What is a Rogers guardianship?
A guardian for an adult is a person appointed by a judge in the Probate and Family Court who is given responsibility to make decisions for an individual after a judge has decided they aren't competent to make their own informed decisions. Some guardians can make decisions about treatment of a person with mental illness that is considered “extraordinary” medical treatment. These are called Rogers guardianships.
At a Rogers guardianship hearing, the court is asked to authorize extraordinary medical treatment for an incapacitated person. This usually refers to treatment with antipsychotic medication, but it may include other intrusive treatments and procedures, such as sterilization or electroconvulsive therapy.
If a person who has been determined to be incapacitated is prescribed antipsychotic medications, the incapacitated person will need a guardian who has been granted Rogers authority by the court.
When can Rogers authority be granted?
Before Rogers authority is granted, the court must find that the person:
- Is incapacitated and not competent to give informed consent with respect to being treated with antipsychotic medications, and
- If incompetent, determine what the person would choose to do if they were competent, with regard to taking antipsychotic medication(s).
This is called a “substituted judgment” standard, where the court substitutes itself for the incapacitated person and attempts to determine what the person would decide for themself if they were competent.
The court must consider the following when determining substituted judgment:
- Preferences the person may have expressed previously regarding treatment with antipsychotic medications
- The person’s religious convictions
- The impact of the decision on the person’s family
- The probability of adverse side effects
- Possible outcomes (prognosis) with and without treatment
Rogers guardianship cases are reviewed every year by the court.
Petitioner & respondent
The person who files a petition in court is called the petitioner. The petitioner may be a:
- State agency
- Family member
The petitioner informs the court about the person’s condition and needs.
The person the petitioner thinks needs assistance is called the respondent. In a Rogers guardianship, the respondent is an incapacitated person.

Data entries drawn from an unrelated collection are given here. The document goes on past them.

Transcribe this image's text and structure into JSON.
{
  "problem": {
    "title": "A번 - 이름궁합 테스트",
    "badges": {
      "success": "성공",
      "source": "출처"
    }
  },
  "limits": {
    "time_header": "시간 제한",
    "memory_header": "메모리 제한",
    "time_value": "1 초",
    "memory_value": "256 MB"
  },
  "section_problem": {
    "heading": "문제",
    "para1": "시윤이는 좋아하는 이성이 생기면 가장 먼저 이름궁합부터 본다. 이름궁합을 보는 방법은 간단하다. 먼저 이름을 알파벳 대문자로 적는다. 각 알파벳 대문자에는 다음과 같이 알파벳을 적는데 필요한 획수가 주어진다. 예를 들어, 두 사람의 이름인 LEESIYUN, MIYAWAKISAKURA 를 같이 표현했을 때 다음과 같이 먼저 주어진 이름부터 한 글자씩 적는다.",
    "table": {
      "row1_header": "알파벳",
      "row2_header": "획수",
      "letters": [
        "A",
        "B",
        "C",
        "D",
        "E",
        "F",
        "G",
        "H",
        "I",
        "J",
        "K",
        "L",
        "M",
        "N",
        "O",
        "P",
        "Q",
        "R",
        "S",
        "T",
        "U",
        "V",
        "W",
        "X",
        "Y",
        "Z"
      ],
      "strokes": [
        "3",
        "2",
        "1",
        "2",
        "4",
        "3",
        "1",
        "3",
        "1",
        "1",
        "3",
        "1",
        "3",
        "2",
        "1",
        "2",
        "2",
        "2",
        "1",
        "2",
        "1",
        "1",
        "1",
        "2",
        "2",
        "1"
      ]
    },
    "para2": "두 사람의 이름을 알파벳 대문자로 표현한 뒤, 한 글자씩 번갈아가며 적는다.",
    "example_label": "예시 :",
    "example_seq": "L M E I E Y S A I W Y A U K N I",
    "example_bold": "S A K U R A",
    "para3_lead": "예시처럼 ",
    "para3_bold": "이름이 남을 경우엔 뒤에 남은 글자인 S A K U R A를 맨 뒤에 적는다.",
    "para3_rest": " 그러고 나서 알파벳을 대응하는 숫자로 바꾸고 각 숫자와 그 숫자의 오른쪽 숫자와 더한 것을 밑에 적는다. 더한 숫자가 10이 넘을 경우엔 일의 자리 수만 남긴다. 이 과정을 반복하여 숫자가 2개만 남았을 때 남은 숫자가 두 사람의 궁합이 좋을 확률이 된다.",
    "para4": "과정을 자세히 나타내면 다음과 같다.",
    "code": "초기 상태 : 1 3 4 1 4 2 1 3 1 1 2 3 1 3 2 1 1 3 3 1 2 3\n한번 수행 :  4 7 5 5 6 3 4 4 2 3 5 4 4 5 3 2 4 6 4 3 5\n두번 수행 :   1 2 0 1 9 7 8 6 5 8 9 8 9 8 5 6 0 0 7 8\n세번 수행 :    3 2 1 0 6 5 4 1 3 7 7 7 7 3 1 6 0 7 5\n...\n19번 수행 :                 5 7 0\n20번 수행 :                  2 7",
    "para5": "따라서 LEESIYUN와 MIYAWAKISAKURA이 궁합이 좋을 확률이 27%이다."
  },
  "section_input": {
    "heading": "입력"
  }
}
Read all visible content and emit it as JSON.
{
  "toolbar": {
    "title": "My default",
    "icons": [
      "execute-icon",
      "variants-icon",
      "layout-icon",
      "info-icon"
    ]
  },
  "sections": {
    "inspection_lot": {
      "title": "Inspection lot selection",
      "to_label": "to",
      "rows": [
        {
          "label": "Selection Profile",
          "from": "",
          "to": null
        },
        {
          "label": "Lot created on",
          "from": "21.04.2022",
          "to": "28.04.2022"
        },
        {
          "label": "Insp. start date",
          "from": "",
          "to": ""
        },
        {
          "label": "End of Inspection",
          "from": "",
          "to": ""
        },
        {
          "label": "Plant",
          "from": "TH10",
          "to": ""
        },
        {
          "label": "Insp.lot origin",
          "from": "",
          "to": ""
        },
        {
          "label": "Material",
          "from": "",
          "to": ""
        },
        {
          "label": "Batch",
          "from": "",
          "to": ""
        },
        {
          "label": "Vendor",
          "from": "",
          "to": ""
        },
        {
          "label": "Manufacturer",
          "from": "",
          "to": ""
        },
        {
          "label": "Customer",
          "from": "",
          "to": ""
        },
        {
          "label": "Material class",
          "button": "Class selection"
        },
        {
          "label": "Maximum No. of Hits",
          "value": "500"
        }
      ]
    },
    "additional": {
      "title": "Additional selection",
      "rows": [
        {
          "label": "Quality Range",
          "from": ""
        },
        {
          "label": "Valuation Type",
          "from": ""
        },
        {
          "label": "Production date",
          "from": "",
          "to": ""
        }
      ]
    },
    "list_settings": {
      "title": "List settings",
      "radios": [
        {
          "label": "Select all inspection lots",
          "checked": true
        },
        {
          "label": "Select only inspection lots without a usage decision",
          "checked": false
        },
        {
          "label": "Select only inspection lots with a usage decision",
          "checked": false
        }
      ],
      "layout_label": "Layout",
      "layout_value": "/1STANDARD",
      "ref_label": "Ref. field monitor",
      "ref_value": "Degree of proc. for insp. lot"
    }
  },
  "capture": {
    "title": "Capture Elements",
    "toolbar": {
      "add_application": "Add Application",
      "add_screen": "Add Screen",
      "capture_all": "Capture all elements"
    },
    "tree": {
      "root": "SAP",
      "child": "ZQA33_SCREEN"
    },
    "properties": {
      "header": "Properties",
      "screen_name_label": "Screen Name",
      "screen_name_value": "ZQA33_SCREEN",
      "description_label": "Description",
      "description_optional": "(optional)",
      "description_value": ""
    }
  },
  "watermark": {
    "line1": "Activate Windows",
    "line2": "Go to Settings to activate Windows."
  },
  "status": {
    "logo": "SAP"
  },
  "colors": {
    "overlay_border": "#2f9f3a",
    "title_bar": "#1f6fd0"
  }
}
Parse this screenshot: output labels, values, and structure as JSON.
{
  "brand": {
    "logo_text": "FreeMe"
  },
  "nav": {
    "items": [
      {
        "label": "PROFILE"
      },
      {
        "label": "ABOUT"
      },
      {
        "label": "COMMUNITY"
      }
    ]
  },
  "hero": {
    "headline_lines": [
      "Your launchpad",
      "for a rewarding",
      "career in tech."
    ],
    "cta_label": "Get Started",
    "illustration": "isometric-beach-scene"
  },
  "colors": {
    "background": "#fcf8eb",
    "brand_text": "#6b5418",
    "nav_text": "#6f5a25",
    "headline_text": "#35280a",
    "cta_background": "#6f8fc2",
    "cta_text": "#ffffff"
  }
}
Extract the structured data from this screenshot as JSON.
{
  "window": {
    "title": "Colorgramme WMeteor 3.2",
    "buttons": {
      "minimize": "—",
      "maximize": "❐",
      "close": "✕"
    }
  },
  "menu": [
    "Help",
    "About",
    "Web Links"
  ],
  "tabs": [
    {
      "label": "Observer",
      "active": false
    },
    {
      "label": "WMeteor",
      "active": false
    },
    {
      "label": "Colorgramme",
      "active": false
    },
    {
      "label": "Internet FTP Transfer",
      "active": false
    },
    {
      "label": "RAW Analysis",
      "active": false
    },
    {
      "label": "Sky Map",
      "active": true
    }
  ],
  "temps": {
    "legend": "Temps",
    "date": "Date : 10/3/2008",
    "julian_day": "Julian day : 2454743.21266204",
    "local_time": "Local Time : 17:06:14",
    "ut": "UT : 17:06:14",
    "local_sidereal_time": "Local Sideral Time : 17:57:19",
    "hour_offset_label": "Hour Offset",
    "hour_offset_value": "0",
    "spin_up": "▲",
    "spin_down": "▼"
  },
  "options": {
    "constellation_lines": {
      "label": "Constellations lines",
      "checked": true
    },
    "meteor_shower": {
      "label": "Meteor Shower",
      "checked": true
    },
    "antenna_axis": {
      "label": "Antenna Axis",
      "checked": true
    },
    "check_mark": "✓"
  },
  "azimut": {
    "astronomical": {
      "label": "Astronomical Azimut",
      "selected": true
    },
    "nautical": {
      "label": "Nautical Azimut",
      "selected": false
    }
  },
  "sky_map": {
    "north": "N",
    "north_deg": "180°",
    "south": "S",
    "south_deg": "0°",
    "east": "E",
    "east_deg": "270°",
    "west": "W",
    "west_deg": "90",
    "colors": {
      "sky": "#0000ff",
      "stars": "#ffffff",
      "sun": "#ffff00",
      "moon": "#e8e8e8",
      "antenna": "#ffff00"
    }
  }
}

The respondent has the right:
- To an attorney. When the petition is filed, if the respondent can't afford a lawyer, the court will appoint an attorney to represent them. The attorney will tell the court what the person wants, not necessarily what is in their best interests.
- To notice that a petition for guardianship has been filed and the date, time, and place of the court hearing
- To be present at the hearing unless there are significant reasons for not attending
- To object to the appointment of a guardian and the right to present evidence and cross-examine
- To object to who will be named guardian or monitor.
What is a Rogers monitor?
When the court grants the guardian Rogers authority, the court also appoints a person who is called a Rogers monitor to oversee that the respondent is being medicated in accordance with the court-approved treatment plan. The Rogers monitor may be the person who was appointed as guardian or it may be a different person.
The Rogers monitor should immediately review the details of the Appointment of Rogers Monitor (CJP 115) form, which describes the duties of the monitor. The Rogers monitor and the guardian will review medical records, meet with staff, and may attend case conferences if the respondent is in a hospital or other facility.
The Rogers monitor must report to the court in writing on a regular basis. A report must be filed prior to the yearly review. Failure to file reports may result in removal of the monitor.